Kurtz & Henneken Win Best JASIST Paper Award
The Association for Information Science & Technology (ASIS&T) is delighted to announce that “Measuring Metrics – A 40-Year Longitudinal Cross-Validation of Citations, Downloads, and Peer Review in Astrophysics,” written by Michael J. Kurtz and Edwin A. Henneken and published in Volume 68 of the Journal of the Association for Information Science & Technology (JASIST) is the recipient of the ASIS&T Best JASIST Paper Award for 2018. The award’s purpose is to recognize the best refereed paper published in the volume year of JASIST preceding the ASIS&T annual meeting. JASIST is published by John Wiley & Sons, Inc.
The article was selected as the winner from among a pool of outstanding submissions that were judged based on these criteria: contribution; professional merit; and presentation quality.
The award jury provided the following citation: “The paper was selected for its detailed examination of academic success, its longitudinal analysis based on the records of 922 scholars in astrophysics, and its well-reasoned discussion and analysis. The paper is highly readable and adds to the literature on sociometrics and altmetrics, as well as to the understanding of academic success measures.
Hiring an academic is, as the authors describe, a case of making a prediction about an individual’s future achievements. How then in hiring can we know that the evidence we are using actually predict future academic success? This is the question that Michael Kurtz and Edwin Henneken take on.
In a fascinating evaluation of academic metrics and long-term success, the authors examined the record of 922 individuals who received PhDs in astrophysics in 1972-76 in terms citation counts (Tori Statistic), downloads (Read10), and peer evaluations as exhibited by election to and prizes awarded from the American Astronomical Society and the National Academy of Science. The question posed is: Can one actually make a judgement from such quantitative measures about individual’s past, present and potential future scholarly production or impact? To make such a judgement reliably about one individual over another, the authors find it would require a citation or download count at least twice as large.
The authors also note the difference between publication in a high-ranking journal, a peer judgement of the work, and its impact through citation.
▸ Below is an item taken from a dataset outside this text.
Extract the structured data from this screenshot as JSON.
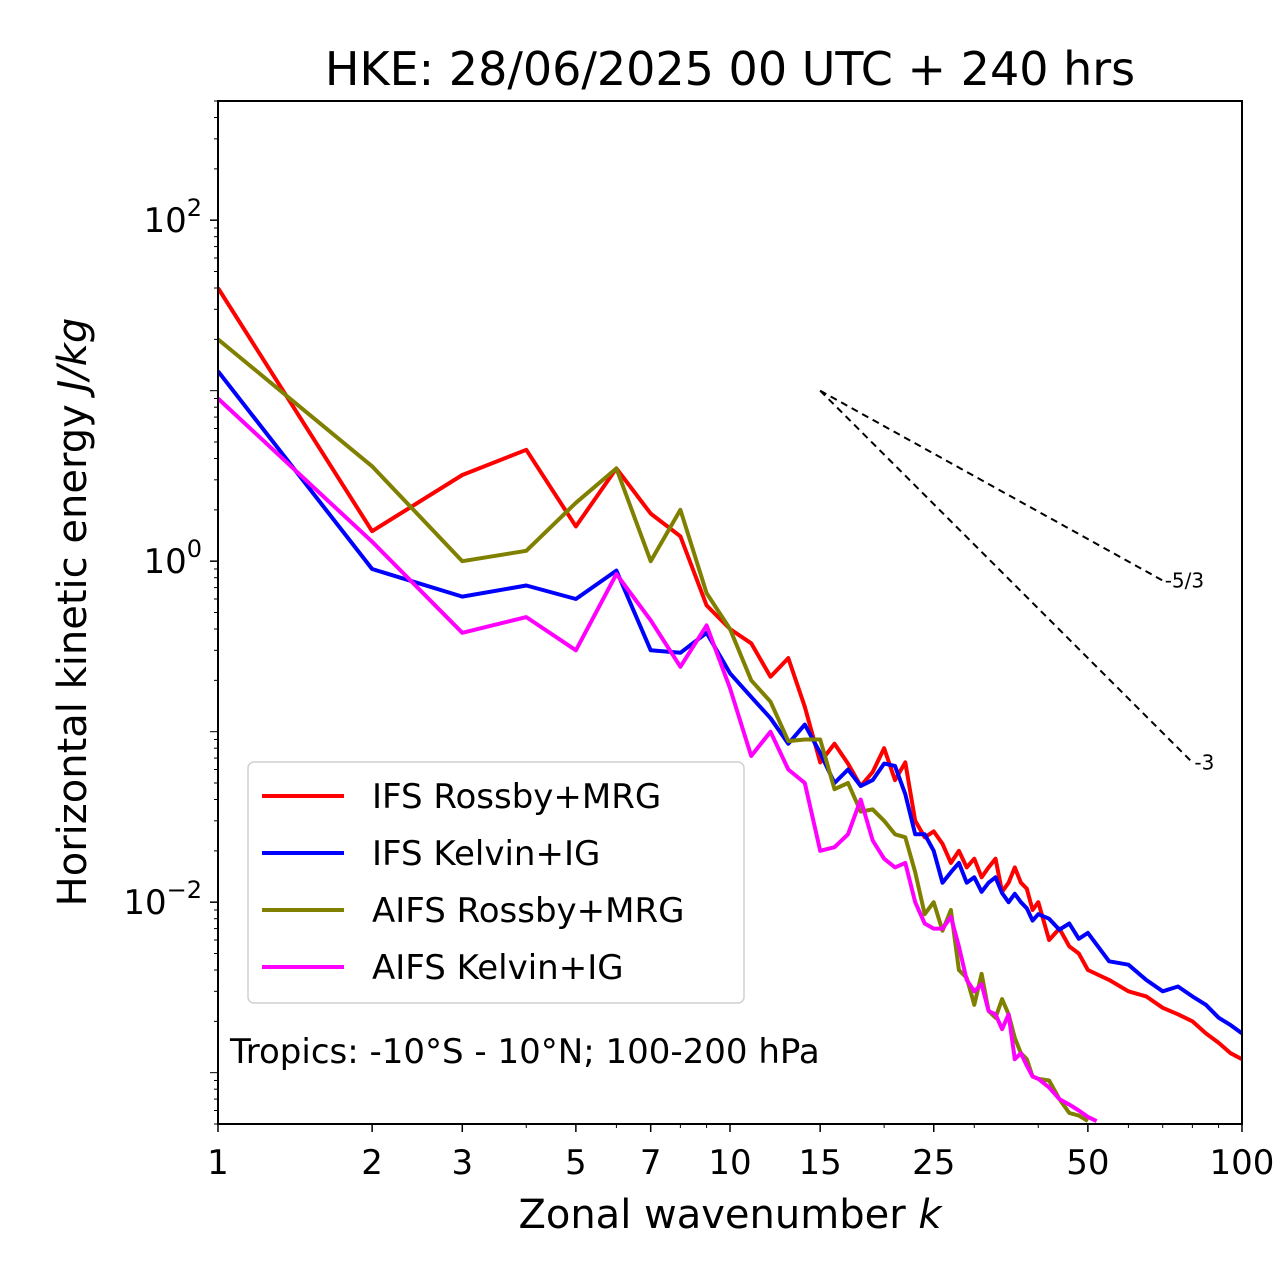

Overall, they find that the three measures of citation, downloads, and peer evaluation are equally predictive of future performance, but identify different individuals. In considering all measures, the authors conclude that any application of these ideas should use a real-world rule-of-thumb of at least three times the citation and downloads counts to reliably distinguish the most productive future scholars.”
Upon learning of their article’s selection as the 2018 Best JASIST Paper Award winner, Dr. Kurtz, Astronomer at the Harvard-Smithsonian Center for Astrophysics, said, “Bottom line: when comparing similar people, citation differences less than a factor of two are not important.”
Henneken, an IT Specialist at the Harvard-Smithsonian Center for Astrophysics, said, “It’s in the interest of researchers individually and science in general to never forget that quality of research has many aspects that cannot be quantified. With our paper we hope to have sufficiently emphasized that using bibliometrics for the evaluation of researchers comes with significant caveats which should be taken very seriously. Numbers are just a small patch in a large, complex landscape.”
Henneken and Kurtz will accept the award at the 2018 meeting of the Association for Information Science & Technology (ASIS&T) which will be held in Vancouver, Canada, November 10-14, 2018.